What was it like performing with Kanye?
Konan: It was crazy. We got the text when we were in the studio and [Skepta] was like, “Have you got black track suits? Meet me in the O2 in like 20 mins.” We had to get people to meet us at the O2, and he was like “Kanye wants us to come on stage!” There was 20 of us in black track suits and hoodies, looking very thuggish. This is at the Brits when everyone is in suits! It was a crazy experience.
Krept: People think that Kanye is… I don’t know what perception they have of him, but he was very cool. He was like [puts on an American accent], “Thank you, thank you for coming out man.” He was cool. And we got to see Kim Kardashian…
Konan: Yeah she’s alright…! [Both laugh]
Krept: It was sick, performing on stage with him on the first single of his new album. And he’s used that as the official video now.
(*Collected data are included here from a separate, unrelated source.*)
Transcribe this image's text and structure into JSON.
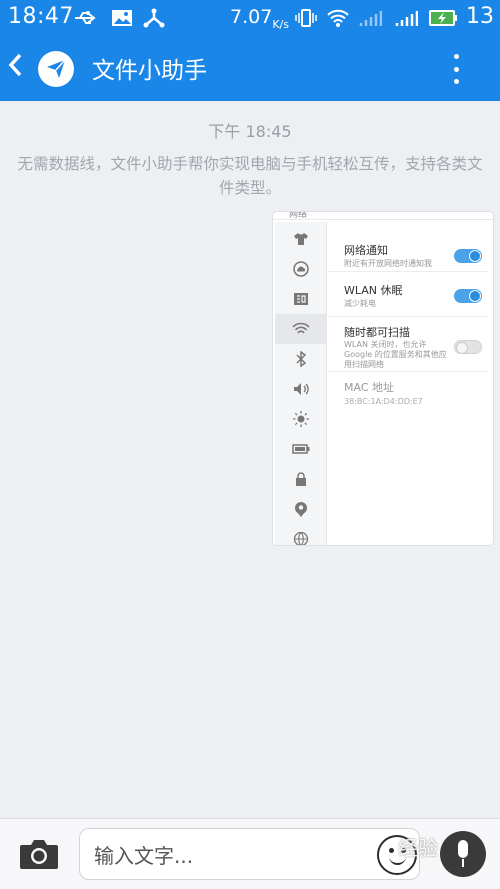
{
  "status": {
    "time": "18:47",
    "speed": "7.07",
    "speed_unit": "K/s",
    "battery_level": "13"
  },
  "appbar": {
    "title": "文件小助手"
  },
  "chat": {
    "timestamp": "下午 18:45",
    "notice": "无需数据线，文件小助手帮你实现电脑与手机轻松互传，支持各类文件类型。"
  },
  "image_message": {
    "header": "网络",
    "settings": [
      {
        "title": "网络通知",
        "subtitle": "附近有开放网络时通知我",
        "toggle": "on"
      },
      {
        "title": "WLAN 休眠",
        "subtitle": "减少耗电",
        "toggle": "on"
      },
      {
        "title": "随时都可扫描",
        "subtitle": "WLAN 关闭时，也允许 Google 的位置服务和其他应用扫描网络",
        "toggle": "off"
      },
      {
        "title": "MAC 地址",
        "subtitle": "38:BC:1A:D4:DD:E7"
      }
    ],
    "side_icons": [
      "tshirt-icon",
      "cloud-icon",
      "sim-icon",
      "wifi-icon",
      "bluetooth-icon",
      "volume-icon",
      "brightness-icon",
      "battery-icon",
      "lock-icon",
      "location-icon",
      "globe-icon"
    ]
  },
  "input": {
    "placeholder": "输入文字..."
  },
  "watermark": "经验",
  "colors": {
    "accent": "#1a86e8",
    "background": "#eeeff3",
    "toggle_on": "#4aa3e8"
  }
}
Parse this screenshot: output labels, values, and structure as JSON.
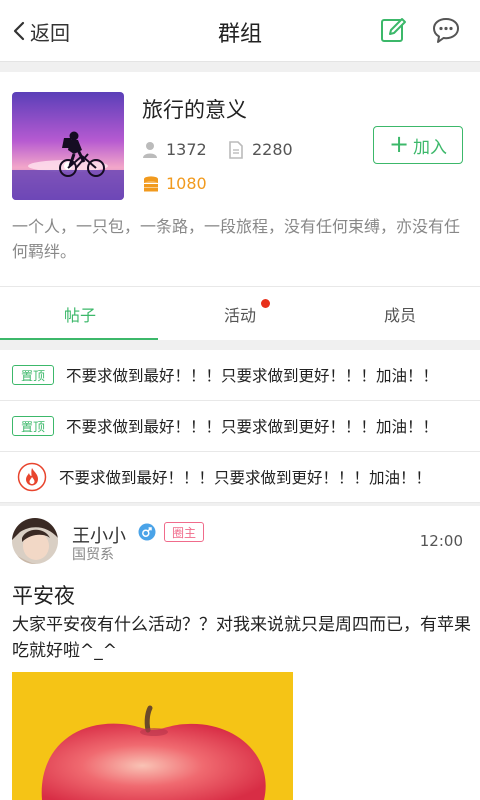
{
  "header": {
    "back_label": "返回",
    "title": "群组",
    "edit_icon": "edit-icon",
    "message_icon": "message-icon",
    "accent_color": "#3cb86a"
  },
  "group": {
    "name": "旅行的意义",
    "members_count": "1372",
    "posts_count": "2280",
    "coins": "1080",
    "join_label": "加入",
    "description": "一个人，一只包，一条路，一段旅程，没有任何束缚，亦没有任何羁绊。"
  },
  "tabs": [
    {
      "label": "帖子",
      "active": true
    },
    {
      "label": "活动",
      "has_dot": true
    },
    {
      "label": "成员"
    }
  ],
  "pinned_posts": [
    {
      "badge": "置顶",
      "text": "不要求做到最好！！！只要求做到更好！！！加油！！"
    },
    {
      "badge": "置顶",
      "text": "不要求做到最好！！！只要求做到更好！！！加油！！"
    },
    {
      "icon": "flame-icon",
      "text": "不要求做到最好！！！只要求做到更好！！！加油！！"
    }
  ],
  "post": {
    "author": "王小小",
    "gender_icon": "male-icon",
    "role": "圈主",
    "department": "国贸系",
    "time": "12:00",
    "title": "平安夜",
    "body": "大家平安夜有什么活动？？对我来说就只是周四而已，有苹果吃就好啦^_^"
  }
}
How about Jay Z. Your early cover of Jay Z’s track got millions of hits, but it was removed from YouTube. Is there any beef there?
Krept: I don’t know man… everything seems alright. Someone made up a rumour that Jay Z personally took it down.
Konan: [Laughs] As if he was like “nah I don’t like those guys.”
Krept: Or “Jay Z paid this much to get a video removed” or something like that. I don’t know where it came from. All it was was copyright. Some [third party] took the video down. I wasn’t like Jay Z said “you have to take the video down man.” It wasn’t like that.
You’ve worked with Ed Sheeran, Emilie Sande, Rick Ross… You’re signed. You have a tour coming up. Have you finally made it?
Krept: I’m probably going to do a world tour in arenas some day and think, I need to do stadiums. And then when I do stadiums I’ll think, I need to do parks! I don’t know when it’s going to come, but there will be a realisation.
Konan: Music is very fickle. We’ve seen a lot of people get to a stage and then fall completely off. We’re always on our toes. We don’t want to get complacent or get content with where we’re at. I feel like when we’re in the big leagues with all the big artists that will be the time. We just pray that happens.